ArgoCD rollback via UI is a temporary fix. It works by deploying a previous sync state to the cluster. But if auto-sync is enabled, ArgoCD will overwrite the rollback on the next sync cycle.
The Mechanism
ArgoCD Sync vs Rollback
| Action | What Happens | Persistent? |
|---|---|---|
| Sync | Deploy Git state to cluster | Yes (Git is source of truth) |
| Rollback (UI) | Deploy previous sync state | No (next sync overwrites) |
| Git revert + Sync | Revert Git, then sync | Yes |
Making UI Rollback Persistent
- Rollback via UI (immediate relief)
- Disable auto-sync on the Application
- Git revert the bad commit
- Re-enable auto-sync
- ArgoCD syncs to the reverted (good) state
The Implementation
ArgoCD CLI Rollback
# List sync history
argocd app history payments-production
# ID DATE REVISION
# 5 2025-01-15 16:47 abc1234 (bad)
# 4 2025-01-14 10:22 def5678 (good)
# 3 2025-01-13 09:15 ghi9012
# Rollback to previous sync (ID 4)
argocd app rollback payments-production 4
# Immediately disable auto-sync to prevent re-deploy
argocd app set payments-production --sync-policy none
# Now do the git revert
cd ecommerce-infra
git revert abc1234 --no-edit
git push
# Re-enable auto-sync
argocd app set payments-production \
--sync-policy automated \
--auto-prune \
--self-heal
Automated Rollback Script
#!/bin/bash
# scripts/argocd-safe-rollback.sh
# HARDENED: Rollback with auto-sync protection
set -euo pipefail
APP=$1
echo "Step 1: Rollback $APP to previous version"

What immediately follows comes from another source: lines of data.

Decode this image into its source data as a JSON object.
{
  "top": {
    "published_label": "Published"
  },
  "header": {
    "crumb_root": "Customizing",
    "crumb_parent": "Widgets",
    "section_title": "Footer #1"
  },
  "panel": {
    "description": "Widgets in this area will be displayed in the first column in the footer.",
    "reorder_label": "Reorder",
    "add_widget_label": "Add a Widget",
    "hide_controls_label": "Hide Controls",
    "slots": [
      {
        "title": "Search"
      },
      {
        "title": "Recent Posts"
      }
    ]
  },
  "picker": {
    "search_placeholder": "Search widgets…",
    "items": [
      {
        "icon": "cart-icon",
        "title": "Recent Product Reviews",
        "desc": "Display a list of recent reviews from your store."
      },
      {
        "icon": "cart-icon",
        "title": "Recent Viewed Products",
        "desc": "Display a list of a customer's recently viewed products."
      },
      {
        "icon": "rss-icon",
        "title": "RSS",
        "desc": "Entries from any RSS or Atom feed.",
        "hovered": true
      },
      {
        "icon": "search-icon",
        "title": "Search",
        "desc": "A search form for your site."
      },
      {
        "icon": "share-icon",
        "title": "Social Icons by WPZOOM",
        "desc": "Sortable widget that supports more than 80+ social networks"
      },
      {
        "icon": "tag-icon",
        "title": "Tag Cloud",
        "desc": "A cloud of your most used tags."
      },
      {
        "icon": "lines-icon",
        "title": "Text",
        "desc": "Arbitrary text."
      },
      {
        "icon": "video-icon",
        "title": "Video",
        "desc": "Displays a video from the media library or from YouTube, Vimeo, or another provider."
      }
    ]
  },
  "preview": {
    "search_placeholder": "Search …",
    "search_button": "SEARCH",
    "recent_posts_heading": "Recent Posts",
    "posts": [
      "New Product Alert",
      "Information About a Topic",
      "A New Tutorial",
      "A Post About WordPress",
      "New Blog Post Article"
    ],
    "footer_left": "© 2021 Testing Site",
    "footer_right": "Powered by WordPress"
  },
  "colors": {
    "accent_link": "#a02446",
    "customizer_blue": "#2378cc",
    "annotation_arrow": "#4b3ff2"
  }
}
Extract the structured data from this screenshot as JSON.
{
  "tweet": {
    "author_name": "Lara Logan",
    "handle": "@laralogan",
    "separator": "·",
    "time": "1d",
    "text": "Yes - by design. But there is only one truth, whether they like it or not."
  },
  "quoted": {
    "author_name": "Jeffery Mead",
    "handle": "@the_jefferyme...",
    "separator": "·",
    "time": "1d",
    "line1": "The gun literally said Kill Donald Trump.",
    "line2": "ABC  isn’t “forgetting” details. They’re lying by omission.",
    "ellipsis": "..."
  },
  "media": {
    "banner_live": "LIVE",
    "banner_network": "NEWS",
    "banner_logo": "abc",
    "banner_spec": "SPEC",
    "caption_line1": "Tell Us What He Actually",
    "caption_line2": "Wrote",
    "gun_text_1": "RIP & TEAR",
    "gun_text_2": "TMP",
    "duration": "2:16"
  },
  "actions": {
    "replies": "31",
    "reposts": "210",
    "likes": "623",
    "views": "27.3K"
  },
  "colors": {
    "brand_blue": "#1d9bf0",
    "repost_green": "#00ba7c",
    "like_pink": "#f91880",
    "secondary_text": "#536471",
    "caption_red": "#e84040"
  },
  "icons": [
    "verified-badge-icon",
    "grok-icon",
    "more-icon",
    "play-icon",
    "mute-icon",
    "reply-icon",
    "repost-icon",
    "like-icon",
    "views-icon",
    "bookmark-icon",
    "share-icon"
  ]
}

argocd app rollback "$APP" 0 # 0 = previous sync
echo "Step 2: Disable auto-sync"
argocd app set "$APP" --sync-policy none
echo "Step 3: Verify rollback"
argocd app wait "$APP" --health --timeout 120
echo "Step 4: Find and revert the deployment commit"
SERVICE=$(echo "$APP" | sed 's/-production//')
cd /tmp/ecommerce-infra || git clone [email protected]:acme/ecommerce-infra.git /tmp/ecommerce-infra && cd /tmp/ecommerce-infra
git pull
COMMIT=$(git log --oneline --grep="deploy: $SERVICE" -1 --format="%H")
echo "Reverting: $(git log --oneline -1 $COMMIT)"
git revert "$COMMIT" --no-edit
git push
echo "Step 5: Re-enable auto-sync"
argocd app set "$APP" --sync-policy automated --auto-prune --self-heal
echo "Rollback complete. $APP will sync to reverted state."
Rollback Verification
# ecommerce-infra/.github/workflows/verify-rollback.yml
# HARDENED: Verify service health after rollback
name: Verify Rollback
on:
push:
branches: [main]
paths: ["apps/*/overlays/production/**"]
jobs:
verify:
runs-on: ubuntu-latest
steps:
- name: Wait for ArgoCD sync
run: sleep 180 # Wait for sync cycle
- name: Check application health
run: |
APPS=$(argocd app list -o name | grep production)
for app in $APPS; do
STATUS=$(argocd app get "$app" -o json | jq -r '.status.health.status')
if [[ "$STATUS" != "Healthy" ]]; then
echo "::error::$app is $STATUS after deployment"
exit 1
fi
done
ArgoCD Notifications for Rollback
# ArgoCD notifications ConfigMap
apiVersion: v1
kind: ConfigMap
metadata:
name: argocd-notifications-cm
data:
trigger.on-health-degraded: |
- when: app.status.health.status == 'Degraded'
send: [slack-alert]
template.slack-alert: |
message: |
:rotating_light: *{{.app.metadata.name}}* is {{.app.status.health.status}}
Revision: {{.app.status.sync.revision}}
To rollback: `argocd app rollback {{.app.metadata.name}} 0`
The Gate
ArgoCD health status is the gate. After a rollback, the Application must return to Healthy within the timeout. If it does not, the rollback itself failed and manual intervention is needed.
The Recovery
Rollback fails because previous image was garbage-collected: Container registries may delete old images. Set a retention policy that keeps at least 10 previous tags. Or use immutable tags.
Multiple commits need reverting: If two deploys happened between the last known good state, revert both commits: git revert HEAD~2..HEAD --no-edit.
ArgoCD shows OutOfSync after revert: The revert changed the Git state but ArgoCD cached the old state. Force a refresh: argocd app get $APP --refresh.